The creation of those hypercompetitive worlds like UT/myclub, in retrospective, were the worst that could've happened not just to football gaming, but sports gaming as a whole. While the logic of the mode itself, in theory, is quite attractive (though not at all attractive enough to have turned into the undisputedly most important game mode on any sports game...), it should've never have built a market in which real money is utilized. Don't mix up things: real-life is real-life, the virtual world is a virtual world. A fake one. And while developers obviously have a lot to gain from this toxic system, he who gets f*cked is the player, who's lured in to a world where he never wins anything palpable, he just loses times and money (and sometimes, health...).

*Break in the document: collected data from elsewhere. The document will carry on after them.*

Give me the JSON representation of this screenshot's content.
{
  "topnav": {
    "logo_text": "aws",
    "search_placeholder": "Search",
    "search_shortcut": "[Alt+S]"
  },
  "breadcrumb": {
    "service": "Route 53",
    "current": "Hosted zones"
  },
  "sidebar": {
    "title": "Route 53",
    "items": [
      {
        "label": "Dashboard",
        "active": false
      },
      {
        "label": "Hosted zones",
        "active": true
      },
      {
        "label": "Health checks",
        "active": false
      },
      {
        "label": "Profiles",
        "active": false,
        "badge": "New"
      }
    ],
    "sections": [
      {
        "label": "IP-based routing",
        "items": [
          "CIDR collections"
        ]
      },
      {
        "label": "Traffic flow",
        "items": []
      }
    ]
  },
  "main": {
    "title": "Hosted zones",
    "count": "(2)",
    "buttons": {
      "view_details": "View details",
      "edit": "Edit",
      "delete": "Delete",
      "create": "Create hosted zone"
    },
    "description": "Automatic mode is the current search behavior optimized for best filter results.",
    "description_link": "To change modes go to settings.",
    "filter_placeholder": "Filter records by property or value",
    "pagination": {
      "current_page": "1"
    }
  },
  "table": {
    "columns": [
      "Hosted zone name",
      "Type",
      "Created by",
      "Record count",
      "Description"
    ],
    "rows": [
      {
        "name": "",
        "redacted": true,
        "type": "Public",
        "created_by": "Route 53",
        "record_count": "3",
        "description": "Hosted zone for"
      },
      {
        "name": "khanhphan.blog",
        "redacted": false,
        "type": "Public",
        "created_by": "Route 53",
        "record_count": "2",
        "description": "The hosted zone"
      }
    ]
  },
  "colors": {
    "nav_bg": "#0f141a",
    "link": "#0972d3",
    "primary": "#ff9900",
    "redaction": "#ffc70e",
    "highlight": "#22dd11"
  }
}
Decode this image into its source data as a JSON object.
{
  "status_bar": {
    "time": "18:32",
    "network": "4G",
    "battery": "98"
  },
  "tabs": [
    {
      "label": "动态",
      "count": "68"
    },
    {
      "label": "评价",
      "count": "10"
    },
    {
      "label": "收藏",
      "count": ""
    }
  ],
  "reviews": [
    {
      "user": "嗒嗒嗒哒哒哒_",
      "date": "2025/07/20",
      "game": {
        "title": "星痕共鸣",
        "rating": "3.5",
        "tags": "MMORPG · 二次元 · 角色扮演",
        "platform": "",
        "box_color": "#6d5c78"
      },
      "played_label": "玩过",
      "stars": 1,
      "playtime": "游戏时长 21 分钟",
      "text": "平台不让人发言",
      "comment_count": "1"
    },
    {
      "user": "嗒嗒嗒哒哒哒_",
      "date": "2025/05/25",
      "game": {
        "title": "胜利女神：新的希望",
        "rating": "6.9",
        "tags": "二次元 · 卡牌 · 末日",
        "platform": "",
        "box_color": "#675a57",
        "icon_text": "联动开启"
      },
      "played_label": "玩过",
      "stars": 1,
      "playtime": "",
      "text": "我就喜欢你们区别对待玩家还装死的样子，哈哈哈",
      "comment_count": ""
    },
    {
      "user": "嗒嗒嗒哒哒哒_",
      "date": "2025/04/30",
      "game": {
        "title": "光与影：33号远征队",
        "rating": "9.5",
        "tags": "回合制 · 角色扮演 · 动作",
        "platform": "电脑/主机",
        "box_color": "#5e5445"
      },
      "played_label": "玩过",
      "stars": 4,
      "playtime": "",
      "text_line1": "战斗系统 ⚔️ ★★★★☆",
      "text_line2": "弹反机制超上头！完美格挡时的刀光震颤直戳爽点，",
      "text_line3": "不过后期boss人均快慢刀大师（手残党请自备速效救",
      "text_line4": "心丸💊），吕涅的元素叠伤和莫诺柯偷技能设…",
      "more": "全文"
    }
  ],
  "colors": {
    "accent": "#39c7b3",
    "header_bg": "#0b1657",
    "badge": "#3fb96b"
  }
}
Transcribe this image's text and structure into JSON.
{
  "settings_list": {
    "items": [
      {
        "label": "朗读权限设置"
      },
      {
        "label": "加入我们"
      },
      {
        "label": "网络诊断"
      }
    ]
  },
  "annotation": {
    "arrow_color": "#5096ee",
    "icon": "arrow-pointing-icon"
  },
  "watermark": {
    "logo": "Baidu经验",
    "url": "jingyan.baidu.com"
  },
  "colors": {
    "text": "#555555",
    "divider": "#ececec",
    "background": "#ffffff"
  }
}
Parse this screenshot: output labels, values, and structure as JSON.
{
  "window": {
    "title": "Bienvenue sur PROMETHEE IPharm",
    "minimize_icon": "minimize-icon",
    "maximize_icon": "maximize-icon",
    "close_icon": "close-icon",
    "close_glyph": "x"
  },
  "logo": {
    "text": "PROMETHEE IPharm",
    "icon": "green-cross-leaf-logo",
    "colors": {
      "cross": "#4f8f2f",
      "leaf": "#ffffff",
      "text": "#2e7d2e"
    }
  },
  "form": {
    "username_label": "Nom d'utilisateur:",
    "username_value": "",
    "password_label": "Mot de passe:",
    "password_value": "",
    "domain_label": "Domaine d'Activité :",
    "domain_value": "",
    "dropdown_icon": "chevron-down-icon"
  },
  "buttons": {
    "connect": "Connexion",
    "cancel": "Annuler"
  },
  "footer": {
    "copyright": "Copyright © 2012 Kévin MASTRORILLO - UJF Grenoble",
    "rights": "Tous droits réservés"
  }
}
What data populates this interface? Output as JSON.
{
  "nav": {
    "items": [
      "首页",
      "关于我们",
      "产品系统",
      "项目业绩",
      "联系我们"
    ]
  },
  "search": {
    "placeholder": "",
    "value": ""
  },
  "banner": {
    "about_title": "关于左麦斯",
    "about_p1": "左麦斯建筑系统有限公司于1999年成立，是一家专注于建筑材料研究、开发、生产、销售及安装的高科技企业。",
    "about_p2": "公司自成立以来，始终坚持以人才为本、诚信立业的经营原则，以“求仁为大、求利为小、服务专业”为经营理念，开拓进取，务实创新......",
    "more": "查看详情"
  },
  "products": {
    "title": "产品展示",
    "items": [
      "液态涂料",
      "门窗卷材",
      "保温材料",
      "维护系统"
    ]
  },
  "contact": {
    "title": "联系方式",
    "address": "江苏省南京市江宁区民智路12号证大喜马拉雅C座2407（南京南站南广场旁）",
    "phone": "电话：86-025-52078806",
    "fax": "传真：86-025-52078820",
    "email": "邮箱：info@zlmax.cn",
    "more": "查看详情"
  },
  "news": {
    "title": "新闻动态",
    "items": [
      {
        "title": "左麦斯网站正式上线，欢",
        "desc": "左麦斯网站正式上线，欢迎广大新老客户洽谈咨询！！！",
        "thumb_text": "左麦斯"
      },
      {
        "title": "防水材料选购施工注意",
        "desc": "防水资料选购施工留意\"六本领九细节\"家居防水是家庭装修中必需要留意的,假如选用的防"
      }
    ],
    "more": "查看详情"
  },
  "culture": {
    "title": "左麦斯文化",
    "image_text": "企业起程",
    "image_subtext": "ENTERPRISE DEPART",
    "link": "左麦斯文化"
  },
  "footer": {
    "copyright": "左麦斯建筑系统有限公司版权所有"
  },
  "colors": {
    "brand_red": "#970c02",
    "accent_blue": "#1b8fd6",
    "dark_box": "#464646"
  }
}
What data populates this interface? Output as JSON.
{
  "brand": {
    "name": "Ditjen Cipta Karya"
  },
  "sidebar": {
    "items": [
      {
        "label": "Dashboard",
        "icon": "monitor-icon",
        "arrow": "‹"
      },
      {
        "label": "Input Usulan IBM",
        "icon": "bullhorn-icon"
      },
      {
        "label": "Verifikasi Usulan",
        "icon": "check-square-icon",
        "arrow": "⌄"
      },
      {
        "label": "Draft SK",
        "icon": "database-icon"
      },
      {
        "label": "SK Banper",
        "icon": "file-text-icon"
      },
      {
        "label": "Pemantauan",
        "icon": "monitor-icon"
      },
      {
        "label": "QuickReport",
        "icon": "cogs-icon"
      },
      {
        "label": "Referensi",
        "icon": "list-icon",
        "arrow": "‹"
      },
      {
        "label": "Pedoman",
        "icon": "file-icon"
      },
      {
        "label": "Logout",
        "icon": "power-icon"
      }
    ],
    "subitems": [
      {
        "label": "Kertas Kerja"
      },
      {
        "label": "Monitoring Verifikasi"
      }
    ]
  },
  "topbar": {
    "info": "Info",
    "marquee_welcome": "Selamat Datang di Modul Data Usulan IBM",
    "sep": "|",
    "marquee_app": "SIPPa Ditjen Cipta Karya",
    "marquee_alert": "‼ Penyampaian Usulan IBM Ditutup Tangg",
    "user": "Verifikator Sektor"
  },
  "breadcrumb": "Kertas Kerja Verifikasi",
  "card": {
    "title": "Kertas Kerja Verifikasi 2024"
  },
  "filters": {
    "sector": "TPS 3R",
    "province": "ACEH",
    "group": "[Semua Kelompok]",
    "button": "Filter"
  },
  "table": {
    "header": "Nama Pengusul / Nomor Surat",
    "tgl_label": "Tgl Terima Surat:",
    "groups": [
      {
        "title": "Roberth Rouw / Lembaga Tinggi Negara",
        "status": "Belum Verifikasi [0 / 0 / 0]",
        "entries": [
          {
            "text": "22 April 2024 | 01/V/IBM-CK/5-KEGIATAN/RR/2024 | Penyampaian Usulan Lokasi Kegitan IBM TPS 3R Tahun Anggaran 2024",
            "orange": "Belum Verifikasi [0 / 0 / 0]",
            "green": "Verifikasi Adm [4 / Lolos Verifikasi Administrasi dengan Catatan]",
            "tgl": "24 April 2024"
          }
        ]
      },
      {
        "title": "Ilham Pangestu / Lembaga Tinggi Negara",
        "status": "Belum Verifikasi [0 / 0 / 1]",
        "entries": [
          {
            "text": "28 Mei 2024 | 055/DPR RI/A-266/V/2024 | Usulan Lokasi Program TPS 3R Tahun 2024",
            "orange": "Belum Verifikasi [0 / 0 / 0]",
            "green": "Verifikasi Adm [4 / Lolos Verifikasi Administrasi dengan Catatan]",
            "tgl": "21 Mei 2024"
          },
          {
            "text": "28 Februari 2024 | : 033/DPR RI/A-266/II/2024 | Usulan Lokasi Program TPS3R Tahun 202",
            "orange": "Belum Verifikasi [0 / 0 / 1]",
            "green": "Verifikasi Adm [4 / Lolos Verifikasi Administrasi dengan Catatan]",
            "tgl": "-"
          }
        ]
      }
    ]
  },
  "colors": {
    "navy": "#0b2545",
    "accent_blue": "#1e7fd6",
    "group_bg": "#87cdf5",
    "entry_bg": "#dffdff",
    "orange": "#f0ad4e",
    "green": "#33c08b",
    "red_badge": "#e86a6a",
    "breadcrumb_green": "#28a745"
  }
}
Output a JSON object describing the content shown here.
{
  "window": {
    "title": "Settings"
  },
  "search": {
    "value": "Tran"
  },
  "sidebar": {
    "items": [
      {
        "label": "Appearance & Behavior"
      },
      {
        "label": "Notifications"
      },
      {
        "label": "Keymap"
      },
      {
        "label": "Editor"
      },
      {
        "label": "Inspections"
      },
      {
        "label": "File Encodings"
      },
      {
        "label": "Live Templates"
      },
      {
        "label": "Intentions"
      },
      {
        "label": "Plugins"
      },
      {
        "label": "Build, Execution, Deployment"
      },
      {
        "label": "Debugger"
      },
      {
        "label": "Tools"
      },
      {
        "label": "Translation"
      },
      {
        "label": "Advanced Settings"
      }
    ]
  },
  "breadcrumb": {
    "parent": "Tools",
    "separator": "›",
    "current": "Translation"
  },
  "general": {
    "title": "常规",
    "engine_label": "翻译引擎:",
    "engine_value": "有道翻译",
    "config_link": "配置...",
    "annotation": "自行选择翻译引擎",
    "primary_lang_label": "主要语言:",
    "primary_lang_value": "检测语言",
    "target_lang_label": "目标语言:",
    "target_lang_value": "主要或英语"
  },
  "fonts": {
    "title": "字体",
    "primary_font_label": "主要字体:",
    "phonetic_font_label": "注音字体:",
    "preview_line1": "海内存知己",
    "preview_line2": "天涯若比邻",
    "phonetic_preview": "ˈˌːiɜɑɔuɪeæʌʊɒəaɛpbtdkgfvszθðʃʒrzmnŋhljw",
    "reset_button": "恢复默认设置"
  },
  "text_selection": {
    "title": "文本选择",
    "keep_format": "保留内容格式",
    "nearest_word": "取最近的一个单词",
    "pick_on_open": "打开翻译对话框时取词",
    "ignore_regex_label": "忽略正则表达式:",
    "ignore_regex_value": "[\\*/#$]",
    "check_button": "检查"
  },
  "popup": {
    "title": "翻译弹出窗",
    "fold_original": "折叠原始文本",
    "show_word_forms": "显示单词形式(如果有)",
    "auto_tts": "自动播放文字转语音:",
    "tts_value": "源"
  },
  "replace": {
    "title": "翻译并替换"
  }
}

So that toxic online enviornment that you speak of is the only possible outcome of this. Devs have sold the players this idea of a fake world and got them invested in competing as people compete in real life: the game then becomes less than a distraction used for one to enjoy himself and have others jump in and have fun as well, and it is now just a platform for people to climb that damned - and virtual - ladder. You're my next online opponent? Well, at the end of the day, you'll be just a number on my win-draw-lose sheet. Dehumanizing.
I've said it on RSC, and stand by this: this nonsense will only end when people realize that it's only a goddamn videogame, nothing more. It's not one's reputation, or even one's life that's on the line when a game is played - it's only a game. If you're not having fun, turn it off and go play Monopoly or something, goddamn it. Tetris. I don't know, something else.
Yes, you're right, these days one is not part of the cool kids gang if he doesn't play online. This mentality is present in the world of PES as well, as devs and Konami PR people (the latter are shockingly bad at their job) try to put fans up against each other with the so-called offline "elitists" against the online, cool people. What they don't get is that the vast majority of the offliners could very easily become online players as well, but they currently not only dislike, but hate online with a passion because of what online gaming has done to football gaming and, particularly, PES itself as a game.
Personally, and theoretically, I find online gaming a limitless world of opportunity for developers. It's just that they chose to build their online worlds which reward the worst of behaviours and attitudes a football player could have.